The mood was festive with lots of mingling despite the numerous languages spoken.

In one room adjacent to the main room where the speeches were made, were two large tables piled high with Indian food. The room was filled with aromas from chana masala, cabbage poriyal, fish tikka, spinach tofu, lemon rice and several very sweet desserts.

In a third room, there was a table filled with all the trimmings to made falafel for those who were kosher.

The 10-member Makela Jewish Acapella, who were all dressed in blue and black, treated the audience to three songs.

Via video on a huge screen, Ambassador Rao called the party “a tradition,” adding, “Chanukah is an occasion to come together.”

She explained that Indians also have a holiday, called Diwali, which is “observed by the lighting of lamps.”

The Jews in India “came to our country in search of peace, knowledge and prosperity,” the ambassador said.
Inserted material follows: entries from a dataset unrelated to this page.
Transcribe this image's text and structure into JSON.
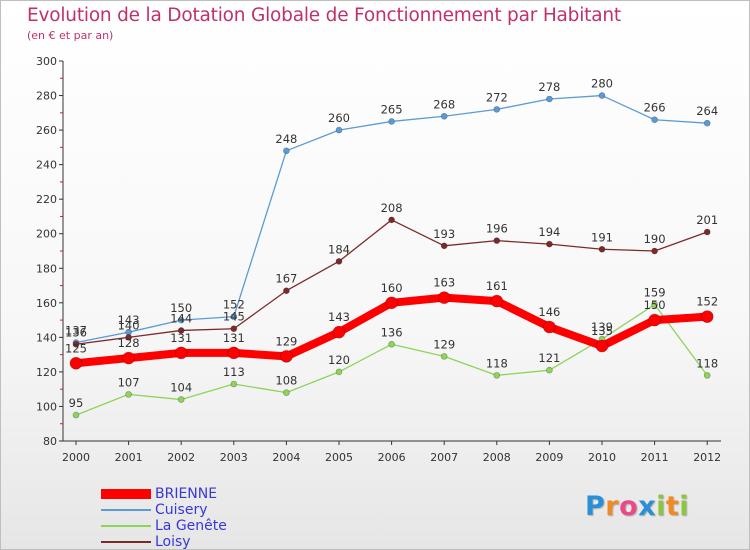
{
  "chart_data": {
    "type": "line",
    "title": "Evolution de la Dotation Globale de Fonctionnement par Habitant",
    "subtitle": "(en € et par an)",
    "xlabel": "",
    "ylabel": "",
    "ylim": [
      80,
      300
    ],
    "yticks": [
      80,
      100,
      120,
      140,
      160,
      180,
      200,
      220,
      240,
      260,
      280,
      300
    ],
    "categories": [
      "2000",
      "2001",
      "2002",
      "2003",
      "2004",
      "2005",
      "2006",
      "2007",
      "2008",
      "2009",
      "2010",
      "2011",
      "2012"
    ],
    "grid": false,
    "legend_position": "bottom-left",
    "series": [
      {
        "name": "BRIENNE",
        "color": "#ff0000",
        "values": [
          125,
          128,
          131,
          131,
          129,
          143,
          160,
          163,
          161,
          146,
          135,
          150,
          152
        ]
      },
      {
        "name": "Cuisery",
        "color": "#5b9bd5",
        "values": [
          137,
          143,
          150,
          152,
          248,
          260,
          265,
          268,
          272,
          278,
          280,
          266,
          264
        ]
      },
      {
        "name": "La Genête",
        "color": "#8ed35a",
        "values": [
          95,
          107,
          104,
          113,
          108,
          120,
          136,
          129,
          118,
          121,
          139,
          159,
          118
        ]
      },
      {
        "name": "Loisy",
        "color": "#7b2a2a",
        "values": [
          136,
          140,
          144,
          145,
          167,
          184,
          208,
          193,
          196,
          194,
          191,
          190,
          201
        ]
      }
    ]
  },
  "logo": {
    "letters": [
      "P",
      "r",
      "o",
      "x",
      "i",
      "t",
      "i"
    ],
    "colors": [
      "#2a8fd6",
      "#f08a24",
      "#e94b8a",
      "#2a8fd6",
      "#8cc63f",
      "#f08a24",
      "#8cc63f"
    ]
  }
}
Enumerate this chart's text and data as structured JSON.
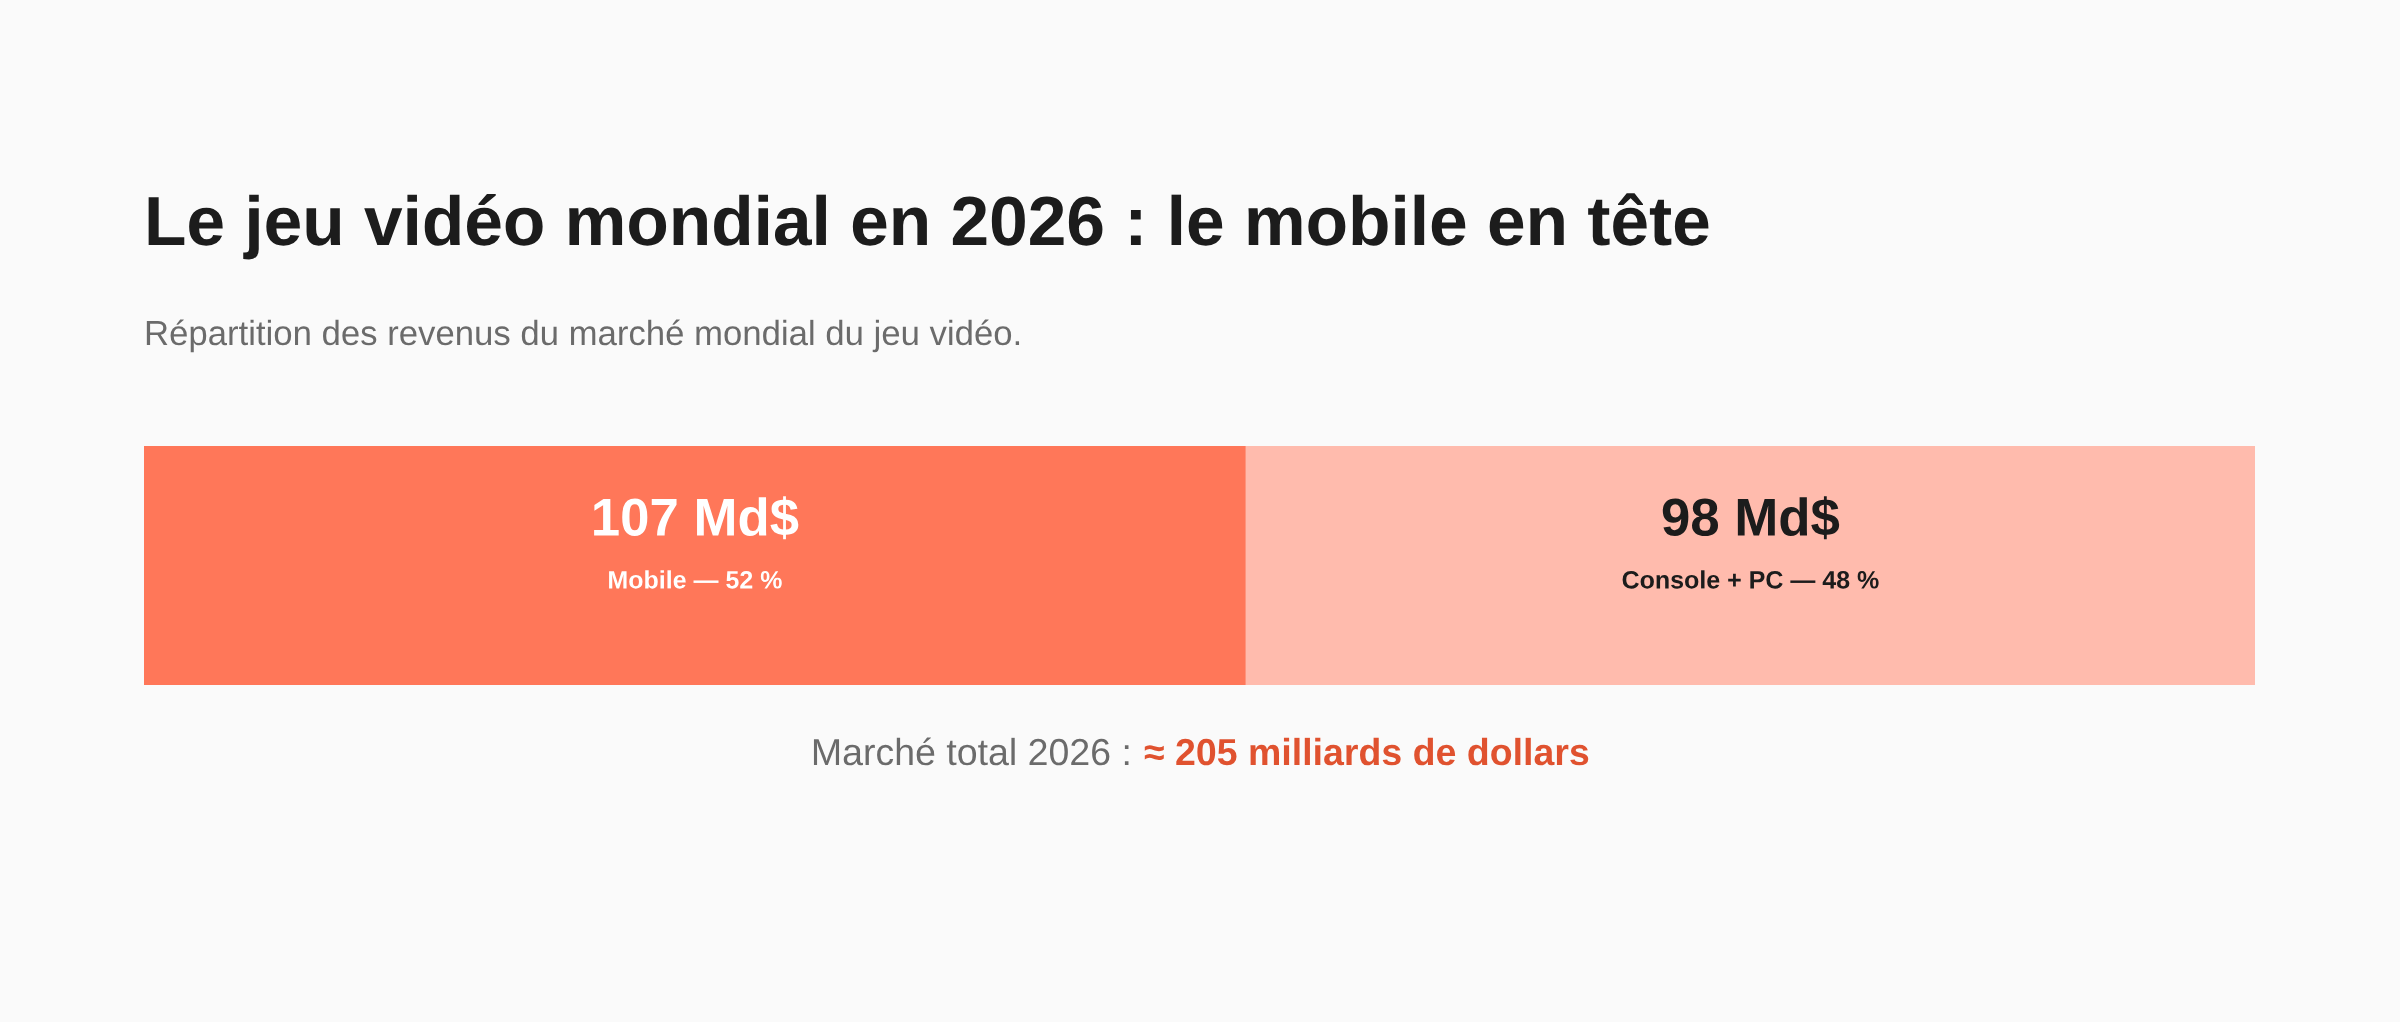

They have “blended well in our society while adhering to their faith.”

Arbell praised relations between India and Israel in technology and finance, calling the overall relationship “splendid.”

He anxiously awaits the February visit of the Indian foreign minister to Israel, calling it “historic.”

Pointing to grave concerns over Iran and the results of the Arab Spring, Arbell said there is a “stong need” for Israel, the United States and India “to show the way, to project the light, to strive together.”

Bernstein, a New Yorker who has only worked at the White House about nine weeks, called the evening a confirmation of a positive relationship. “We are all working to step forward and light a candle” and escape the darkness, he said.

But he couldn’t help adding, “I felt like I was having an only-in-New-York moment” when he thought about heading to the Indian Embassy for a Jewish celebration.

Daniel Mariaschin, executive vice president of B’nai B’rith International, expressing optimism about future collaboration between Israel and India, noted, “The sky is really the limit for what this relationship can produce.”

Harold Luks, whose company is involved with exports and trade, praised the evening. “I think both people really admire each other and need each other,” he said of Indians and Israelis.

“We need smart people and dedicated people to manage that relationship,” he said, clearly believing the caliber of people at the party fit that bill.